With marketplace consolidation putting charge point operators under increased business pressure, as well as increasing competition at EV charge point locations, Reuben Elman, infrastructure strategist at Formula Space, talks about how switching to a focus on utilisation rates is driving income and profits.
In the early days of the EV charging rollout, a charge point operator’s plan for growth was very much embedded in total number of connectors: more chargers, more capacity, more sites. It was a reasonable marker of progress and success because the public charging network was genuinely sparse. Filling geographical gaps – getting the first-mover advantage – was a primary goal, particularly in underserved areas.
But in many locations today, the gaps are going - or even gone. Charge point operators now have established networks, and in many cases, charging locations are competitively served by more than one operator. Installing more chargers in already-served locations arguably dilutes revenue across more hardware. New chargers also incur significant capital installation and operational costs, and with current grid constraints, can be slow to roll out.
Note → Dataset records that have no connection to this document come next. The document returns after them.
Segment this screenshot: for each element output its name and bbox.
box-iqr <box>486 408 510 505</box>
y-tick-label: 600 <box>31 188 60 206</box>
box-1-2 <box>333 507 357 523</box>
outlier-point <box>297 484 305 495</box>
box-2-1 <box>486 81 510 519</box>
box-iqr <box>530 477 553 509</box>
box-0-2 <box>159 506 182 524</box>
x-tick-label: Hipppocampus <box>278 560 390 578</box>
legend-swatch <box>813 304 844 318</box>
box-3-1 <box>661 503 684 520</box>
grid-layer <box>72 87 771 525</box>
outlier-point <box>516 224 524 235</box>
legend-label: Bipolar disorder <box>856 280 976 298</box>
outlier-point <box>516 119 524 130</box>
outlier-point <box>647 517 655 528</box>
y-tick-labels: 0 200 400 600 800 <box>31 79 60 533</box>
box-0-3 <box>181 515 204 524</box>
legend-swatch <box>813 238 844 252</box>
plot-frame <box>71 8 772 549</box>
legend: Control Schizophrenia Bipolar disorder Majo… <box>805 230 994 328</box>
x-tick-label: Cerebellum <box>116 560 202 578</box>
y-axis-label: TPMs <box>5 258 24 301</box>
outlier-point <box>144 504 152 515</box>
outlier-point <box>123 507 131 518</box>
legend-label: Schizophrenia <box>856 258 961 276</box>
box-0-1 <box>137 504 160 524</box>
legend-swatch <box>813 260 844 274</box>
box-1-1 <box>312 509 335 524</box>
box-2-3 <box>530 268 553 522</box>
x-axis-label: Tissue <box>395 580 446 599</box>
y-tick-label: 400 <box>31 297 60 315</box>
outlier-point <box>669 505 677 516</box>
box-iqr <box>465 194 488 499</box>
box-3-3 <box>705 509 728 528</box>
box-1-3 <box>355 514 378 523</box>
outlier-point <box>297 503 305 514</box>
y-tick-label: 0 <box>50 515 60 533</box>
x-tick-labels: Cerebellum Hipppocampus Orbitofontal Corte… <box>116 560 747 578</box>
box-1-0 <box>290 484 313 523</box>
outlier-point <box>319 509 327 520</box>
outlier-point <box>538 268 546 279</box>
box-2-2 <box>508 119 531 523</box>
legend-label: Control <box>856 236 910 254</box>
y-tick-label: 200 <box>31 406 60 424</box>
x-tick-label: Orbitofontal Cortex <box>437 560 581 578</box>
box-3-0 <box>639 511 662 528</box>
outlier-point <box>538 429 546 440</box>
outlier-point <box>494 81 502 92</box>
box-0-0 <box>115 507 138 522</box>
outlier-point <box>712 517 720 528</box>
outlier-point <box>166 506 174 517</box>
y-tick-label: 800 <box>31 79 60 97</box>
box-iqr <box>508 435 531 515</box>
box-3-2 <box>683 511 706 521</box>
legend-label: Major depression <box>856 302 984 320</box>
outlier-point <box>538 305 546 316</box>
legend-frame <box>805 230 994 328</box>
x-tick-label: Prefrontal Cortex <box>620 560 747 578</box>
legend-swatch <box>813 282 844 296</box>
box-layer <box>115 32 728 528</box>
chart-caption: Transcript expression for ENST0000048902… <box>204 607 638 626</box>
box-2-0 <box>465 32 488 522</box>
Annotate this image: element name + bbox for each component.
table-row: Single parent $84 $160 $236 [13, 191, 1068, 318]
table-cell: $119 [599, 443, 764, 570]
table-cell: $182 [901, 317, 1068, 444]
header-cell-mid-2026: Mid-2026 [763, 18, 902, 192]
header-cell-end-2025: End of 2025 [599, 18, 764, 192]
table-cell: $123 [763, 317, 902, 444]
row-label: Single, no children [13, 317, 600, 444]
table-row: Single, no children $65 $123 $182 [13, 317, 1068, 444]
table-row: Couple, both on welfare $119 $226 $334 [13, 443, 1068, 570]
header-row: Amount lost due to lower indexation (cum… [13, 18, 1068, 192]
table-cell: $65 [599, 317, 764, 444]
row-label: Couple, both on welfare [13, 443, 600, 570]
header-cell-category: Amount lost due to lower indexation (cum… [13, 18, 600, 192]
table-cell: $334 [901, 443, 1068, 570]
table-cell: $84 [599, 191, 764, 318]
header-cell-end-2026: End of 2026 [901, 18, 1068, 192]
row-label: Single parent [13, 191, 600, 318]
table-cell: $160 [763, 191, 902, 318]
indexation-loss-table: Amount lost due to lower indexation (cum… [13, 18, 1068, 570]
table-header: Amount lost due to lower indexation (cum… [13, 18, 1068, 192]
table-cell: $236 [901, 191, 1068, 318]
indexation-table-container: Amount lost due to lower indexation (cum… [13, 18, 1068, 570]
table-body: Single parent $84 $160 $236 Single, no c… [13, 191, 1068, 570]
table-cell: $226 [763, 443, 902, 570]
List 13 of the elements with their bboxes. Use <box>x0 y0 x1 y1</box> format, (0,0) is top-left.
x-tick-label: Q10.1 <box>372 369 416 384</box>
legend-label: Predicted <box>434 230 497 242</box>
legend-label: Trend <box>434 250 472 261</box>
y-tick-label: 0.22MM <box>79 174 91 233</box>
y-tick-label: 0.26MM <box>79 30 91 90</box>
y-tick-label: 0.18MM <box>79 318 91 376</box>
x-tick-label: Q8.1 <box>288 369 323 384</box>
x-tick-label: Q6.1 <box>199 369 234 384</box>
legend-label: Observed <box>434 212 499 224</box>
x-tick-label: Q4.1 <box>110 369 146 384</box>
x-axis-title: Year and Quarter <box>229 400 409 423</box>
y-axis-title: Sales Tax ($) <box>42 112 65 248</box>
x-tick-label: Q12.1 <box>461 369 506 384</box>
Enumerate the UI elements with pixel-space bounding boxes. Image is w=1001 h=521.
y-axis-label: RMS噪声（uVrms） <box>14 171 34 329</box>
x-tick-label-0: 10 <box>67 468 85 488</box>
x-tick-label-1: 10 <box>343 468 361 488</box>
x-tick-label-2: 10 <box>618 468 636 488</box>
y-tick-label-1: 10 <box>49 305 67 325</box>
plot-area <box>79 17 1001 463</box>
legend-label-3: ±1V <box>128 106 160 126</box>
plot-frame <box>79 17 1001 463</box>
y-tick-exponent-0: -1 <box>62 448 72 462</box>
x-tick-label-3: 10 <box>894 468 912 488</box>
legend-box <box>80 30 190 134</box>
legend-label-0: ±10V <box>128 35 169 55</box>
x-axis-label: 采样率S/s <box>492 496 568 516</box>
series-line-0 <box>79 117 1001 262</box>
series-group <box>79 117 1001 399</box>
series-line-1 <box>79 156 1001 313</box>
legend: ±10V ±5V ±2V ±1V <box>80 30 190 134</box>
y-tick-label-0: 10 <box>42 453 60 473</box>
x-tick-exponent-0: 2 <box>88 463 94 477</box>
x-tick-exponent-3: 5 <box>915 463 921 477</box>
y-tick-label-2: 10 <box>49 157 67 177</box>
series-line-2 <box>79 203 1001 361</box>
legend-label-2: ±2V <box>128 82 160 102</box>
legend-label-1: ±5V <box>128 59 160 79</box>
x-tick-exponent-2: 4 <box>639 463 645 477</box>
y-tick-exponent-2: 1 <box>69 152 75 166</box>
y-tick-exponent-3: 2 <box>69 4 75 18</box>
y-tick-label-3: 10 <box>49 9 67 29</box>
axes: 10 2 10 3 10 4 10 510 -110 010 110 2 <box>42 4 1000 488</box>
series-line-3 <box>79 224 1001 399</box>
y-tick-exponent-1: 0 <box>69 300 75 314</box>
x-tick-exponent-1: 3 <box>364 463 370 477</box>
The conversation so far is hardware. But the opportunity isn't.
Charge point operators are increasingly realising that utilisation – the proportion of time a charger is in active use – is key to business results. And results matter, in a marketplace that is undergoing consolidation amongst its key players, and where investors (and landowners) are increasingly focusing on the return across their installed base.
A charger that sits idle for a significant part of the day isn’t so much a business asset as a liability. Most charge point operators know their utilisation figures, but few are comfortable with them. But luckily, driving utilisation is a challenge that already has a solution.
Fastned is an example people keep returning to. The Dutch operator has more than 400 charging stations across Europe (including 200 in the UK). It improved its financial performance substantially by investing in the quality of its stops as destinations or retail concepts – not through hardware upgrades alone. Better design, better amenities, a more coherent experience: Fastned understands that drivers need drinks, good food and toilet breaks in addition to reliable fast charging. i
Whether consciously or subconsciously, a trouble-free experience and good facilities contribute to drivers choosing a particular location or operator over another: they return more often, increasing utilisation and the return on each charger.
What motorway services figured out decades ago
Despite its very different approach to ‘filling up’, the traditional motorway service station is a useful lens here. So many people choose McDonald's on the road, not for its cuisine but because you can rely on its consistency. You know exactly what you're getting, wherever you are, however tired you are. That predictability drives habitual use, and habitual use drives revenue.
The same logic applies directly to charging networks. A driver who knows what to expect from a brand will chose to route to that network first. They value reliable signage and guidance, accessible facilities, a coherent experience from the approach road to the end of the session – loyalty built not through an app or a scheme, but through the physical experience of the site itself.
It also scales in a way that hardware investment doesn't. A well-designed site with few chargers will consistently outperform a poorly designed site with more. Spending a minimal amount on those nice to haves that make a site usable, allows charge point operators to leverage the most expensive investment, the charger, into quicker returns.
What good actually looks like
Some of the best examples of well-designed charging sites are already operating in the UK. InstaVolt’s Winchester Superhub and Be.EV’s Manchester Charging Oasis – both sites Formula Space has been involved in delivering – offer a glimpse of what happens when the above-ground experience is treated as seriously as the hardware at its core.
These aren't just charging stops. They're destinations with considered wayfinding, clearly displayed pricing, appropriate shelter, and amenities that make a 20-minute dwell time feel less like a delay and more like a natural pause. Driver behaviour at sites like these tells a consistent story: when the experience is good, people return. When they return regularly, utilisation climbs, without a single additional charger being installed.
Europe has been ahead on this. Charging destinations across the Netherlands, Germany and Scandinavia have long treated the above-ground environment as integral to the commercial proposition. The UK is catching up, but there remains a significant gap between the best and worst sites.
Accessibility is an underrated commercial argument
PAS 1899 is the guidance that covers the design of EV charge points for people with diverse accessibility needs – and operators are expected to comply with it. But where they do, compliance tends to be treated as a basic obligation, which undersells it and the benefits it can bring. Designing sites that work genuinely well for drivers with disabilities, for families, or for older drivers, expands the addressable market – and can also improve the experience for people outside of these categories, too.
The M&A moment nobody's making the most of
The EV charging sector is consolidating quickly. Networks are being acquired, rebranded, and rationalised. And yes, at its core, these changes tell a financial or business-centred story. But it’s also something more valuable: a reset moment. When a site changes hands and takes on a new brand, there is a natural opportunity to ask not just what the new brand colours should be, but what the experience actually delivers, and the improvement that could drive utilisation.
Designing sites to drive utilisation does require a change of approach for charge point operators. But as the market is already seeing, with the right support and expertise, the rewards can be significant.